The biggest threat to a smartphone is the possibility that it could be lost. Your best bet to keep your personal data safe on a smartphone is to not enter it onto the phone in the first place. If you must do so, use a password and encrypt the data.
Just as with a computer, your smartphone can get a virus, worm or Trojan. Make sure you install security software and keep your phone’s software up to date. Your phone is also subject to phishing via e-mail and the Web. If you receive an e-mail that contains an embedded link, don’t click on it.
Be smart when it comes to your smartphone. Be diligent about keeping the security on your phone up to date, and don’t use free Wi-Fi to conduct transactions online. Never provide your personal or financial data to anyone online unless you are sure of the person asking.
A scam aimed at taxpayers is making the rounds. E-mails stating that tax payments made through the Electronic Tax Payment System were rejected are being sent to consumers, and the e-mails look official, as thought they actually came from the IRS.
The e-mail claims that the rejection can be fixed by clicking on the embedded link and following the instructions given. The link sends consumers to a site where they are prompted to download documents or software. The downloads are actually malware, which will be used by scammers to gather personal information about the victim. This process is commonly used by scammers and is called “phishing.”
According to the Federal Trade Commission, scams like this are becoming more and more common. Consumers should note, however, that the IRS will never send unsolicited e-mails to taxpayers about their taxes.
Consumers should use caution when opening unsolicited e-mails. Always carefully look at the address of the sender. Fraudsters will often have a strange address or will use some variation of the actual agency name they are impersonating.
You should never click on a link from an unknown sender. Neve provide personal or financial information in e-mail communications. Reputable companies and agencies will not request sensitive information via e-mail.
If you receive an e-mail like the ones described here, report them to firstname.lastname@example.org, and delete the e-mail immediately. Do not click on any embedded links.
LifeLock has been selected as the best value and most complete identity protection service by identitytheftprotection.org. LifeLock was chosen based on its pricing which, with promo code, offers the first 30 days free, as well as the services offered and overall value.
Services include identity theft protection, credit protection, free credit reports from all three bureaus, and access to the LifeLock Command Center.
According to statistics from the FBI and the Federal Trade Commission, identity theft is still one of the top crimes and is a huge issue for consumers, and it’s still one of the fastest-growing crimes in America.
In addition to signing up for LifeLock’s services, you can also do some things that will help protect you and your personal information. Dispose of your personal documents only after shredding them, to be sure your information isn’t exposed. Shred any document that contains this information, including bank and credit card statements, as well as pre-approved credit card offers and receipts.

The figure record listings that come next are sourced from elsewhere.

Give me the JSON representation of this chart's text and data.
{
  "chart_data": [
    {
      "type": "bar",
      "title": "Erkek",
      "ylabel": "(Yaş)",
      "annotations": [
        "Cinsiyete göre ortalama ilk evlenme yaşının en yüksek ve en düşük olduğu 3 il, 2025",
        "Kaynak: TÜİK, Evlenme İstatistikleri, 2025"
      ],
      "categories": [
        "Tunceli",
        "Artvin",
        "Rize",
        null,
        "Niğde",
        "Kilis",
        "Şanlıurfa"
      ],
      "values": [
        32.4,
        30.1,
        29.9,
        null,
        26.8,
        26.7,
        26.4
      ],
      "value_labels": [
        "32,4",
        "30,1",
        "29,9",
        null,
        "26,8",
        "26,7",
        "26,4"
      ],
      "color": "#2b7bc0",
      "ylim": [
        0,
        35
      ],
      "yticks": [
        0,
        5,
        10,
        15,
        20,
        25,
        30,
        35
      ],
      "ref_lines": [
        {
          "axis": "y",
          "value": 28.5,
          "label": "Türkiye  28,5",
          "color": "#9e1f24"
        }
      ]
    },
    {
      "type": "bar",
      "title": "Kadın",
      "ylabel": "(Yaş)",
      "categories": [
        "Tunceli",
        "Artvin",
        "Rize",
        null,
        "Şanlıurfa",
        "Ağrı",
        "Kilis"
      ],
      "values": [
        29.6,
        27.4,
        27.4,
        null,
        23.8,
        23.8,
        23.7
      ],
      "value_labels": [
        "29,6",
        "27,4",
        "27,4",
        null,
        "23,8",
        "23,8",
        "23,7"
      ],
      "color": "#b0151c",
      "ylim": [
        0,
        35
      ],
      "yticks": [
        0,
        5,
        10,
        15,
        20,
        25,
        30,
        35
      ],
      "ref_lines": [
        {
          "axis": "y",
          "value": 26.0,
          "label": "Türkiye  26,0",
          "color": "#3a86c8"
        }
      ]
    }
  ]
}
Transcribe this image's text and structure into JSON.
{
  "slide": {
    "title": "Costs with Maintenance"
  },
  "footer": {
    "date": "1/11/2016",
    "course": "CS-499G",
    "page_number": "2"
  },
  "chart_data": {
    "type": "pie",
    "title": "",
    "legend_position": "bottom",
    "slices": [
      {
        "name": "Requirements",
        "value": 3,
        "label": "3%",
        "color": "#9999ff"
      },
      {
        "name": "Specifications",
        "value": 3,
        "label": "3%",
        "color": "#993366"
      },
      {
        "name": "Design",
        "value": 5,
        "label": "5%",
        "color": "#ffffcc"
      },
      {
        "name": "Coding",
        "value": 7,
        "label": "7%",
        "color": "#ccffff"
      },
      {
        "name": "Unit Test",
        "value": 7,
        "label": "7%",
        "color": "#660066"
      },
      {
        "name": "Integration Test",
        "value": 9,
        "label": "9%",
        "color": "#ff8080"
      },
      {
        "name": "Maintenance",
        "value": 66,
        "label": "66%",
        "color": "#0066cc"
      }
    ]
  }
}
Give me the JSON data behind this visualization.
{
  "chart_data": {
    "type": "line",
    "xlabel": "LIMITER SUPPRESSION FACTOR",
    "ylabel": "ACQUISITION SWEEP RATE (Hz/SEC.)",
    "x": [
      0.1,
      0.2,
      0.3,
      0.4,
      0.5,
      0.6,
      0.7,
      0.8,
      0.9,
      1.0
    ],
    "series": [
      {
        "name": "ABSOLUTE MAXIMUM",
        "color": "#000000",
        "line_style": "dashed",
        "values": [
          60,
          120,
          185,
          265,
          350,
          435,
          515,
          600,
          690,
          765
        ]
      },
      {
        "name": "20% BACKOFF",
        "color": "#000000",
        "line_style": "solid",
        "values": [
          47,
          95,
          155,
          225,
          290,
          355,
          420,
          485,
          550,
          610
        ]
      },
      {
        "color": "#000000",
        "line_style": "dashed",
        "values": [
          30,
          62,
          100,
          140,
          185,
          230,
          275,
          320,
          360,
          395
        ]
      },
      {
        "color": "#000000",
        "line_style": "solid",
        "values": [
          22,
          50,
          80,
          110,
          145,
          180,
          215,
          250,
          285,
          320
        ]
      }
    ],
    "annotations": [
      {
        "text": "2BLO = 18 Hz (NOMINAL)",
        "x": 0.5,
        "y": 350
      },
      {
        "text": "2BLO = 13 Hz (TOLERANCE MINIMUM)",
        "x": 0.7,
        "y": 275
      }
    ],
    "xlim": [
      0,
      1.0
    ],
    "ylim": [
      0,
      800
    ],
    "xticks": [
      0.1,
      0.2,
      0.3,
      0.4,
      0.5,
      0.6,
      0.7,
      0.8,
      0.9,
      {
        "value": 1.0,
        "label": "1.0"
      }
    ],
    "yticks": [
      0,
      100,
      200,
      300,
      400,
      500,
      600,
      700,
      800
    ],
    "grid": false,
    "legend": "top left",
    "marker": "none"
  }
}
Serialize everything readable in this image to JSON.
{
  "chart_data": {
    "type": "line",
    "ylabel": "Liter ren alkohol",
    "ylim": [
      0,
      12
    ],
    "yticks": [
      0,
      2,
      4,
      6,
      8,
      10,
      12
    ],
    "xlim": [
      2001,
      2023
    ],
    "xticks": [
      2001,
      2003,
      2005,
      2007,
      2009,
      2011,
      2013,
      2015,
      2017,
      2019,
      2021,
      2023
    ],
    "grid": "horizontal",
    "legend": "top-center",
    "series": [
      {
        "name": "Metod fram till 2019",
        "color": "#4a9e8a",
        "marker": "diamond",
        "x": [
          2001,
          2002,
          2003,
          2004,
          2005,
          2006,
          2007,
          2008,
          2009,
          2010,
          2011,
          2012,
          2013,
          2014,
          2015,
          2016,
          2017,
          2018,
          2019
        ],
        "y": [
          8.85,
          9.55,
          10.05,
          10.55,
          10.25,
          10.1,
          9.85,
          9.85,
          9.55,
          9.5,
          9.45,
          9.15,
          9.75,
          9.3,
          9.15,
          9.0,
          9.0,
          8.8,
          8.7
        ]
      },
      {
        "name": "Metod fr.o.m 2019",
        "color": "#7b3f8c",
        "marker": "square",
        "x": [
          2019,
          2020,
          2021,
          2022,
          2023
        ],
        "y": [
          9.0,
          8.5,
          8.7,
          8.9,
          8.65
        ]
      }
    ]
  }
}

You should also be careful online. Never provide your personal information online unless you initiate the contact and you are sure the site is secured. You’ll know it’s secure by the “https” in the URL.
Although it may seem trivial, be sure you pick up your mail each day as well. Thieves will break into your mailbox to steal your mail in order to get your personal information. You should also be aware of your billing cycles, so that if you do not receive a bill on time, you can contact the creditor and take action. If the bill has already been sent, you’ll know there may have been a theft, and you can take the appropriate action.
By doing these simple things, in addition to signing up with LifeLock, you can be sure your identity is safer.